「東レグループ サステナビリティ・ビジョン」や長期経営ビジョン“TORAY VISION 2030”の中で、事業活動を通じて地球環境問題や資源・エネルギー問題の解決に貢献することを表明している東レ株式会社(以下「東レ」)は、8月30日に、食品包装用高ガスバリア性蒸着・二軸延伸ポリプロピレン(OPP)フィルム「トレファン®」を開発したと発表した。同フィルムは、一般的なOPPフィルム比3倍以上の高いバリア性を有するため、高いリサイクル適性を備えたポリプロピレン(PP)単一素材構成の高ガスバリア食品包装を可能とし、包装材料の製造・使用・再原料化のリサイクルループを拡大し、CO2削減に貢献できる。今後、東レグループのグローバル拠点で生産化検討を進めていく。


食品包装分野では、内容物の長期保存を可能とする高ガスバリア性フィルムの需要が世界的に拡大している。しかし、従来のパッケージは、ガスバリア性を担う蒸着ポリエチレンテレフタレート(PET)フィルムとシーラントの無延伸ポリプロピレン(CPP)フィルムを積層した構成となっているため、使用後のリサイクルが困難であるという課題があった。一方、リサイクルしやすくするために、蒸着PETフィルムをシーラントと同種の材料である蒸着OPPフィルムに代替すると、ガスバリア性や耐熱性が不足し、ボイル・レトルト食品用途などで使用することは困難だった。


今回東レが開発した高ガスバリア性OPPフィルム「トレファン®」は、xEVコンデンサ用等で培ったOPPフィルムの構造制御技術に均質バリア層加工技術を組み合わせることで、水蒸気透過率0.3(g/m2/日)、酸素透過率0.3(cc/m2/日)以下とガスバリア性を一般的なOPPフィルム比3倍以上に高めることに成功。

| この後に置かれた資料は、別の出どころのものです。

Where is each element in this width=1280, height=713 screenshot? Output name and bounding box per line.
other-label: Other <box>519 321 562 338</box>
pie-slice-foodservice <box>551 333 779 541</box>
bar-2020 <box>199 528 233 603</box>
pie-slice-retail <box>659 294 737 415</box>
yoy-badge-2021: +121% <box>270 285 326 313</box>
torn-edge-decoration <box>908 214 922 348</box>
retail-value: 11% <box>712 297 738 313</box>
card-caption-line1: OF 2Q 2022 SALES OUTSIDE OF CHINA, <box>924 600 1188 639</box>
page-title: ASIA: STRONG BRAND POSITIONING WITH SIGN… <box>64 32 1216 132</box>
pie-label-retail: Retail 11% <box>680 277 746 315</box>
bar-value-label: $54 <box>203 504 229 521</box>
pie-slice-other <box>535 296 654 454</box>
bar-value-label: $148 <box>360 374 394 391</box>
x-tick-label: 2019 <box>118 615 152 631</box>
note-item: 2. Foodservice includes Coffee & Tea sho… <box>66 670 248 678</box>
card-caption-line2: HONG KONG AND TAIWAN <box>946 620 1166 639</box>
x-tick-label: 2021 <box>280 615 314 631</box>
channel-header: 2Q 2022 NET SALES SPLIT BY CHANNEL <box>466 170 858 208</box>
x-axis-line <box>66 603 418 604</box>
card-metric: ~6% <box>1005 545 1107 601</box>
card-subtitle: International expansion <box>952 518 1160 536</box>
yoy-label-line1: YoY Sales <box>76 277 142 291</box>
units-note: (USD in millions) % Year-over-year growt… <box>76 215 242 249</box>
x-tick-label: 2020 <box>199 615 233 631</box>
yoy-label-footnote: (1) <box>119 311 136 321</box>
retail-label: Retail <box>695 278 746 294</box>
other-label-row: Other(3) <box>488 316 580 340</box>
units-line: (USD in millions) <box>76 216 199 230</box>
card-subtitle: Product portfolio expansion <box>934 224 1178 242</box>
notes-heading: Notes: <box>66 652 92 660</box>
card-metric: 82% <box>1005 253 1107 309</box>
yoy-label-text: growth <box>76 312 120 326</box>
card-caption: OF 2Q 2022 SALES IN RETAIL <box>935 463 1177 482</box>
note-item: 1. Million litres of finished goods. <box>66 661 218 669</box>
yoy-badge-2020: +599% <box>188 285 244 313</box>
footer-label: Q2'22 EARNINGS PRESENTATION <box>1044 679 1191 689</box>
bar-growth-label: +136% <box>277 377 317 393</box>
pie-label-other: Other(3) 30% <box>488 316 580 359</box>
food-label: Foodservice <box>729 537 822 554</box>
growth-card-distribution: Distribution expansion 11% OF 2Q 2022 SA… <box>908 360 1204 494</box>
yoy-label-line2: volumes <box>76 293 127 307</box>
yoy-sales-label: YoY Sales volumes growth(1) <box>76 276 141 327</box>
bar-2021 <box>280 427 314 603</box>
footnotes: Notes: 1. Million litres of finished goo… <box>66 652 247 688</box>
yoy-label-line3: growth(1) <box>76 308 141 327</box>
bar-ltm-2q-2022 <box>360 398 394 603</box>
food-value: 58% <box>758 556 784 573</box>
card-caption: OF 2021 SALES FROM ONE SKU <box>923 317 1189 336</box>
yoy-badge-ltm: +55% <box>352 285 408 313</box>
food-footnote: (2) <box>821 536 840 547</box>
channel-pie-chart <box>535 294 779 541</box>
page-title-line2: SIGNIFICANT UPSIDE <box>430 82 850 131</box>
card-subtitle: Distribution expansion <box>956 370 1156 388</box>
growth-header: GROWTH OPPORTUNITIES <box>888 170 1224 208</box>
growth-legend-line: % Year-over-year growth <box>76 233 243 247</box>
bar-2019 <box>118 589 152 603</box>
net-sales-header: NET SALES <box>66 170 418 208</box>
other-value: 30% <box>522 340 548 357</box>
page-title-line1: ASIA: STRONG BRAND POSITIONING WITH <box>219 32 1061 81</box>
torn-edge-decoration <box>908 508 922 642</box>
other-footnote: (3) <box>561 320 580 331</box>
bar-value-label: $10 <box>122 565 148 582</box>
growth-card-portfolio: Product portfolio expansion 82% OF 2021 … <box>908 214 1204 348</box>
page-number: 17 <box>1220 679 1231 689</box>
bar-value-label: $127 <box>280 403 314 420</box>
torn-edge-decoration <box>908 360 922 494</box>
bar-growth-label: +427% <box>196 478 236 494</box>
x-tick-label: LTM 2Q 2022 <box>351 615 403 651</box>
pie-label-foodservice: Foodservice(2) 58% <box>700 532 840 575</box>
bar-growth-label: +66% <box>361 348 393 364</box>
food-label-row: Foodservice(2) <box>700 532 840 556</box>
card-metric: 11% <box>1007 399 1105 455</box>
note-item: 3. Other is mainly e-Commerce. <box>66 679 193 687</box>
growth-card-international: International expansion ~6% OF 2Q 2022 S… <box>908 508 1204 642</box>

同時に、耐熱性を25℃以上高め、120℃以上の加工温度に対応できるようになったことから、ボイル・レトルト食品包装用途への適用も可能となる。これらの特性により、食品包装における蒸着PETフィルムを置き換えることができ、欧州包装関連業界コンソーシアム「CEFLEX」のガイドラインに準拠したPP単一素材構成の高ガスバリア性パッケージとすることができる。


 東レグループは、日米欧にOPPフィルムの製造拠点を有し、欧米ではアルミ蒸着バリア包装用OPPフィルムで高いシェアを有している。また、国内関係会社の東レフィルム加工(株)は、国内シェアNo.1のアルミ蒸着フィルムや透明蒸着技術を持つ。今後、東レグループはフィルム・蒸着一貫加工拠点を活用したグローバル展開を目指していく。